Using some more SQL, this time embedded within a python script, I calculated snapshot land mass coverage percentage values for each hexagonal area at yearly intervals from 1981 up to 2018.

Once the percentage values (over 60,000 in total) were extracted, I put my cartographic hat on and, along with our social media manager Laura and our graphic designer Alex, spent some time designing and perfecting the final animated map (above). This involved everything from colour choice and text placement up to millisecond compromises on the speed of the animated map! The result is a simple and eye-catching map which tells the story of how land mass coverage has evolved through time.

Staring at a screen full of hexagons for a good month or so got me thinking about some other famous hexagons from snowflakes and honeycomb, to the iconic basalt columns of the Giant’s Causeway and this island a bit closer to home…

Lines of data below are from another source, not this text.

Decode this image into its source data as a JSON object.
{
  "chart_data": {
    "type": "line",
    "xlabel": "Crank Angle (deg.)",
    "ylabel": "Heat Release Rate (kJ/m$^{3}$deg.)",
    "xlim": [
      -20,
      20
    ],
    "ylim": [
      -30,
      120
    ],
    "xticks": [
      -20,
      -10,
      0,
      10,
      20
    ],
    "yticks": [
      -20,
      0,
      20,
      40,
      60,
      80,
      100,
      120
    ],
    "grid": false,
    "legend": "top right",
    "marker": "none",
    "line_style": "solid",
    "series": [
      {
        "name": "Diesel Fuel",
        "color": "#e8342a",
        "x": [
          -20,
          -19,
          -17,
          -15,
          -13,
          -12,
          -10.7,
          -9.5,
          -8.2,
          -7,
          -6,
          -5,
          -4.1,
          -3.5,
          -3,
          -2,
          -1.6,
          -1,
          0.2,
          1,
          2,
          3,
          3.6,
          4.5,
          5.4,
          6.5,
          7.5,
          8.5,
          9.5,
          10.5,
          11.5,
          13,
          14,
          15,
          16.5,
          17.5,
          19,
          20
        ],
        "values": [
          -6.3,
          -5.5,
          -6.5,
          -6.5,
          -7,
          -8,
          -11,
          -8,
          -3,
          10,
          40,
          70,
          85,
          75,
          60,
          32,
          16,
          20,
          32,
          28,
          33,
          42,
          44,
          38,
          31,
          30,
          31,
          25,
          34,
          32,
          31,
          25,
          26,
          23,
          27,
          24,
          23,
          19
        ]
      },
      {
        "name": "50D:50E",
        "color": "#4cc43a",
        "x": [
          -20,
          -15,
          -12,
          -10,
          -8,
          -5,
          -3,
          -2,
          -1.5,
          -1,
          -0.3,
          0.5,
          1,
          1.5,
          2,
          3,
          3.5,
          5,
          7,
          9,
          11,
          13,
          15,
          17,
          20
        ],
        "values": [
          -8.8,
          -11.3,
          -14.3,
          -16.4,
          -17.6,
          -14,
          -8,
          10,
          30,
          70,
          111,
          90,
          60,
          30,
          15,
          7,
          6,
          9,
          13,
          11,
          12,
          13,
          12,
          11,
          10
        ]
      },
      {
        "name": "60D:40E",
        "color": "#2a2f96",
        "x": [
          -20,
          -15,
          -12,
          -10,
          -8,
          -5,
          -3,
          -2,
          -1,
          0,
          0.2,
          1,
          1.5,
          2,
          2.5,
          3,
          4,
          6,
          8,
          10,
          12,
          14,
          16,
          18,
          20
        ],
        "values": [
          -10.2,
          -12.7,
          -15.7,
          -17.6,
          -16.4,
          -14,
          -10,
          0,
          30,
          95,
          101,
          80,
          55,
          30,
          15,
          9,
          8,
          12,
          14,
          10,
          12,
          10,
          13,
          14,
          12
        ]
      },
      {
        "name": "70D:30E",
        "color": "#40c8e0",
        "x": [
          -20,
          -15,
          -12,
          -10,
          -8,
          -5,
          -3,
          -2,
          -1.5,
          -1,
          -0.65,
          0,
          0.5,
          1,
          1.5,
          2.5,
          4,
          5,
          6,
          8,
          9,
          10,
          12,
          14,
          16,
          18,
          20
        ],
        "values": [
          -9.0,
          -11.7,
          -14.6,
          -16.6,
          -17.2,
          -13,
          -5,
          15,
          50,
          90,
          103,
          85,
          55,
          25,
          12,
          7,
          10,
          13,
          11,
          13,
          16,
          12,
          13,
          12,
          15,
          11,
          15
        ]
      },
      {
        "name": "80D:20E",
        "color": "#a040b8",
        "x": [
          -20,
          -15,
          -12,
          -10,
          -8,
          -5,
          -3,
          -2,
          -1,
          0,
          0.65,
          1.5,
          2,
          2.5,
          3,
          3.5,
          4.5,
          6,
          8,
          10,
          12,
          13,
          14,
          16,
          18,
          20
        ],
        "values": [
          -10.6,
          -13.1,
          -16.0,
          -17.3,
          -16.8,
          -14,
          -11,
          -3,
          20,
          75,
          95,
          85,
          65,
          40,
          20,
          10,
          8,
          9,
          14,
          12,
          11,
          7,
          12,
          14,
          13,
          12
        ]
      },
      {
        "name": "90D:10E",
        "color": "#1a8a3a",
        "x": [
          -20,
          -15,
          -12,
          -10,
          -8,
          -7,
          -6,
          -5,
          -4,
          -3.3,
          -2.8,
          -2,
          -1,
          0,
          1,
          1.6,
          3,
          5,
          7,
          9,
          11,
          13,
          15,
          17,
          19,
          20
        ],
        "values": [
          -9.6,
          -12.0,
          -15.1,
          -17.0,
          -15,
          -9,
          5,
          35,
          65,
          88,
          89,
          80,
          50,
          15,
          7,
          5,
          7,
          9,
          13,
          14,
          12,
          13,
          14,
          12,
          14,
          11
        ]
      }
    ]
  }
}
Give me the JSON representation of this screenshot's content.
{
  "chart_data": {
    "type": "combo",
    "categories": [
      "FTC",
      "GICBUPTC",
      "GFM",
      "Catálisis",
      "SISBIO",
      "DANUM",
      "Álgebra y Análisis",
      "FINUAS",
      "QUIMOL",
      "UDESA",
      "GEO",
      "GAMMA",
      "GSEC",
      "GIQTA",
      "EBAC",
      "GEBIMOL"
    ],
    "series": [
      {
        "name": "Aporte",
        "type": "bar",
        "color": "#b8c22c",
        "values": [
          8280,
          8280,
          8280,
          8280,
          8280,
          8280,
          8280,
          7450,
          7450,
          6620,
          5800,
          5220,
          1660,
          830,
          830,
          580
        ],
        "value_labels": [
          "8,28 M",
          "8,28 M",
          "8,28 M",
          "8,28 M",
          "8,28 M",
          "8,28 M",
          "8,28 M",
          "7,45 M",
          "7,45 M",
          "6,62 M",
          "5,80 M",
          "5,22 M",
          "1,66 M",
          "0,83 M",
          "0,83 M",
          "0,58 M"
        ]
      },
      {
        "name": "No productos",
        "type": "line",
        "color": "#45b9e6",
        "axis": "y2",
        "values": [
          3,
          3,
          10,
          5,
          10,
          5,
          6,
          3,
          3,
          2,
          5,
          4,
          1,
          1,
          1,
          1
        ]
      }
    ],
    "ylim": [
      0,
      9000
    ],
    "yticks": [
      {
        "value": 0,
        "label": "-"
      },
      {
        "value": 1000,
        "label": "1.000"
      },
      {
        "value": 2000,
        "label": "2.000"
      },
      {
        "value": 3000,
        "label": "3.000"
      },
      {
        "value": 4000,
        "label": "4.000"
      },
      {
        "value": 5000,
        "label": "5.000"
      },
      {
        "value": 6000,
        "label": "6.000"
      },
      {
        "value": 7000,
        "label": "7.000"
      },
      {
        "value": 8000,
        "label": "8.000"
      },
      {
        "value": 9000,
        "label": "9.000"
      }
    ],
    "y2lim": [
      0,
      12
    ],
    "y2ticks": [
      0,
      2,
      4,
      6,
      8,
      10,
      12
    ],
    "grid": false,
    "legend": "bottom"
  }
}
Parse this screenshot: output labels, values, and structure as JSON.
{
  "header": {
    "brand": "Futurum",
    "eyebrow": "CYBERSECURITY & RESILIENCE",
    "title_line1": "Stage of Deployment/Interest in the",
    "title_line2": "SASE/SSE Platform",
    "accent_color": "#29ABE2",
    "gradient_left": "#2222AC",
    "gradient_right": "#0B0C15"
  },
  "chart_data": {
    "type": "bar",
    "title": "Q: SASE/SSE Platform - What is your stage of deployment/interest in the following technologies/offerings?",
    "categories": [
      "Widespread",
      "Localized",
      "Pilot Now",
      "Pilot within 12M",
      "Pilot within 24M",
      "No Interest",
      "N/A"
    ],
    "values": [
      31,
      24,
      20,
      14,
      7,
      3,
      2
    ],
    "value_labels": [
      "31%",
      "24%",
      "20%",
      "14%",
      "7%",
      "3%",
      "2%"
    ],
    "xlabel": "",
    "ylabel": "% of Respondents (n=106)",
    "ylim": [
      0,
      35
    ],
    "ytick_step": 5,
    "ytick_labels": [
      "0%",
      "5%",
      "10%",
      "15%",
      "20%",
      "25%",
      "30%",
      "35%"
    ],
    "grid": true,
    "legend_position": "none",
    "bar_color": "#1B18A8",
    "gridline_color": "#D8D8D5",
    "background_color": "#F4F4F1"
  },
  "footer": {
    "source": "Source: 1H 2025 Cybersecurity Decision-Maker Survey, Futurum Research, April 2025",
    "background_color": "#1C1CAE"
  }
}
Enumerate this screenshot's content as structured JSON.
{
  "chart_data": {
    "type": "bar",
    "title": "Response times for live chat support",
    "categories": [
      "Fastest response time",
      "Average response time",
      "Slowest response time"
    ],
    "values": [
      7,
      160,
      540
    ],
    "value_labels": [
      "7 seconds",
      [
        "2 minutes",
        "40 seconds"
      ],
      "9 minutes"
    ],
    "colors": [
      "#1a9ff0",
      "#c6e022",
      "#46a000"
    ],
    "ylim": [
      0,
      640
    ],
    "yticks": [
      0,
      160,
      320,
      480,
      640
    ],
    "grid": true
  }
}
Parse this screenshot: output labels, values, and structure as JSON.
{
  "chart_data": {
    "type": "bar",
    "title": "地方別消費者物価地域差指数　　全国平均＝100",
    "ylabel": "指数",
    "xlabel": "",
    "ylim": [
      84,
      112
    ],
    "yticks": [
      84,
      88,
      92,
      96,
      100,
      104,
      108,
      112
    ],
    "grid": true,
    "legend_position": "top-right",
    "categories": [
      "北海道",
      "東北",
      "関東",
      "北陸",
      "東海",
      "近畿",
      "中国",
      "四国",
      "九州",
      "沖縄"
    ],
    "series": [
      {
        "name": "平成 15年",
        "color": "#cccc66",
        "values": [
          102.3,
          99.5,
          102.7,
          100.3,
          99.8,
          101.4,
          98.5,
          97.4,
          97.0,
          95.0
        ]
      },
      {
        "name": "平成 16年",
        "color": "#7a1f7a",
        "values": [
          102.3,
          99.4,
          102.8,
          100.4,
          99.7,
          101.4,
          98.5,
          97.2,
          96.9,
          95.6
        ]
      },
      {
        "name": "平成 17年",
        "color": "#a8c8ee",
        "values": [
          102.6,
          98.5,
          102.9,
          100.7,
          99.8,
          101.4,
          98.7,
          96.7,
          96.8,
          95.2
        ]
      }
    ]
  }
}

Hexagonal basalt columns on the Isle of Staffa, north of Mull
Hexagonal basalt columns on the Isle of Staffa, north of Mull.

How we share our progress with you going forward – Fiona McKie, Head of Land Register Completion

Having recently been appointed as Head of Land Register Completion, my teams and I are focussed on completing the land register by 2024. This is a complex yet exciting objective as the benefits of land register completion are clear – greater access to more complete public data; increased transparency for individuals, communities and organisations (public, private and third sector) alike; as well as increased speed and clarity and reduced risk driven through digital transactions.

To meet our goals we have set ourselves a target of 50% land mass completion by 2021. Trying to figure out how we illustrate this more widely for stakeholders, whether they’re government colleagues or the general public, is a current challenge for me as we move into our next stage of our journey.

Head of Land Register Completion Fiona on a laptop in the innovation centre.
Head of Land Register Completion Fiona on a laptop in the innovation centre.

Our strategic objectives in the corporate plan are to ‘complete Scotland’s land register by 2024 and provide transparent, accurate and impartial information for all.’ For me, this visualisation encompasses that whole statement. What we’re trying to do here is provide an easy-to-understand, bitesize digital story of our progress over the decades.

We hope that we’ve managed to meet the challenge, and we look forward to sharing updates with you in the same engaging way as the months progress towards our target of 2024 completion.